Posted on: Friday, 3 November 2006, 18:00 CST

By ALISON AULD

HALIFAX (CP) - Fisheries Minister Loyola Hearn insisted Friday that Canada is on the right track when it comes to protecting marine species, despite renewed criticism that Ottawa is moving far too slowly to ensure the future of vulnerable fish stocks.

Hearn made the assertion a day after an international team of scientists released an alarming study that predicted the collapse of virtually all fish stocks worldwide by 2048.

Hearn said the findings didn't surprise him, since he's long suspected species will be decimated if fishing practices aren't changed. He claims that belief has spurred his government to change the way the resource is managed.

"If we continue to do what we've done over the years - to blatantly ignore what's going on in the ocean and catch what we can and who cares what damage you do - I agree it won't be too long before there will be total destruction," he said in an interview.

"But we've been doing some aggressive things, not just progressive things, to try to counteract some of the mistakes of the past."

Hearn said he's trying to shift the government's approach to fisheries management to one that considers the whole ecosystem, rather than focusing on single species. That, he says, could help protect stocks that have been heavily fished and are in danger of collapse.

The minister said he and his international colleagues are also working to reform agencies that manage the fisheries in international waters, and are looking at alternate fishing technologies that do less damage to sensitive marine environments.

Still, ecologists say the federal Tories are not moving quickly enough to protect a slew of species that scientists fear could all but disappear if measures aren't taken to stop their decline.

"There are some good things going on, however there's a gap," said Bob Rangeley of World Wildlife Fund. "We have fine words, commitments, legal tools, all sorts of reports, but there's a gap between those words and action."

Rangeley accused the government of failing to act on pledges to develop several protected marine spaces that could help species recover, and not cracking down on countries that repeatedly violate fishing regulations.

He also condemned Hearn's decision not to support a UN moratorium on bottom trawling in international waters, an initiative that has gained support from Australia, New Zealand, Britain and the United States.

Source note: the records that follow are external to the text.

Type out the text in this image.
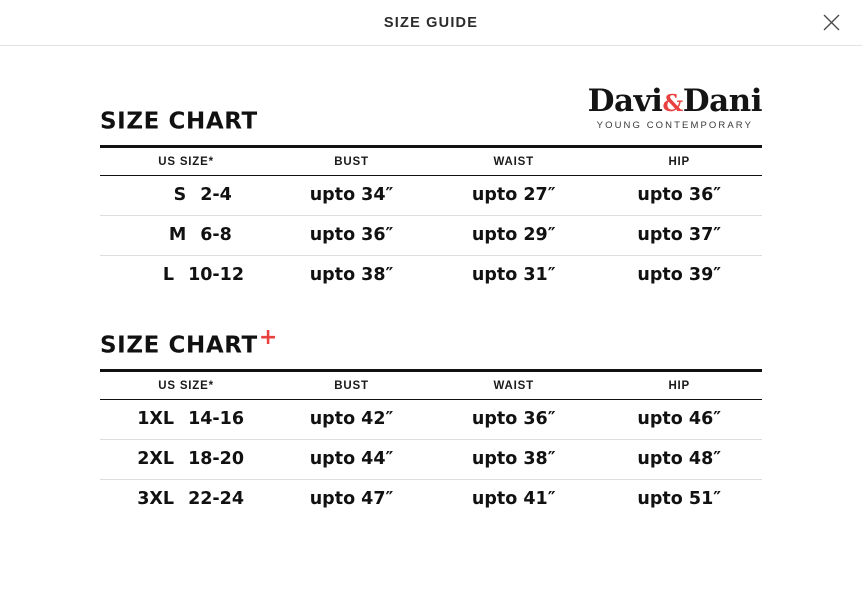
SIZE GUIDE
SIZE CHART
Davi&Dani
YOUNG CONTEMPORARY
US SIZE*	BUST	WAIST	HIP
S 2-4	upto 34″	upto 27″	upto 36″
M 6-8	upto 36″	upto 29″	upto 37″
L 10-12	upto 38″	upto 31″	upto 39″
SIZE CHART+
US SIZE*	BUST	WAIST	HIP
1XL 14-16	upto 42″	upto 36″	upto 46″
2XL 18-20	upto 44″	upto 38″	upto 48″
3XL 22-24	upto 47″	upto 41″	upto 51″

"It's really hard to understand the Canadian opposition to a moratorium in an unregulated area. I just don't get it," said Rangeley. "It defies logic."

Environmentalists have slammed the Fisheries Department for what they say is chronic inaction in the face of stock depletion, worsening water quality and overall bad management.

"Fisheries management has steamed along as a big old hulking, rusted-out tanker for decades and that thing has to be turned around and sent in another direction, but it has to happen," Rangeley said.

"This paper is a wake-up call. Let's step up the pace because the clock is ticking."

The ecologists and economists, whose research appeared in the journal Science, said overfishing and pollution have so severely stripped the world's oceans of their diversity that species will soon be lost while the water itself grows more contaminated.

Lead author Boris Worm of Dalhousie University in Halifax said 30 per cent of commercially fished species have already collapsed, and issued a call for new marine reserves, better management to prevent overfishing and tighter controls on pollution.

Tom Rideout, fisheries minister for Newfoundland and Labrador, said he was stunned by the news, but said it was too early to determine whether the study would influence how the fisheries are managed.

"To put it mildly, I would have to say that I was kind of taken aback and startled," he said in an interview.

"We obviously have to be extremely concerned in this province and Atlantic Canada in general, because the ocean and ocean management means so much to our livelihood and to our economy."

People in the industry downplayed the alarming findings in the study, saying projections made over 40 years rarely turn out to be accurate.

Robert Risley of Clearwater Seafood Ltd. said the study paints an unfairly bleak picture of the fishery as a whole, but provides important warnings about how the industry should be managed.

"We're very interested obviously in making sure we're around in 2048," said Risley, whose company is the world's largest scallop supplier and a major player in the shellfish industry.

"So these kinds of things vitally concern us."

Earle McCurdy of the Fish, Food and Allied Workers union in St. John's, N.L., said the report appeared "alarmist" and didn't take into account the fact that fishing practices have changed since 1992 when a moratorium was imposed on depleted cod stocks.

"It's not like everything's going to hell in a handbasket," he said. "We're not fishing in the same manner at all."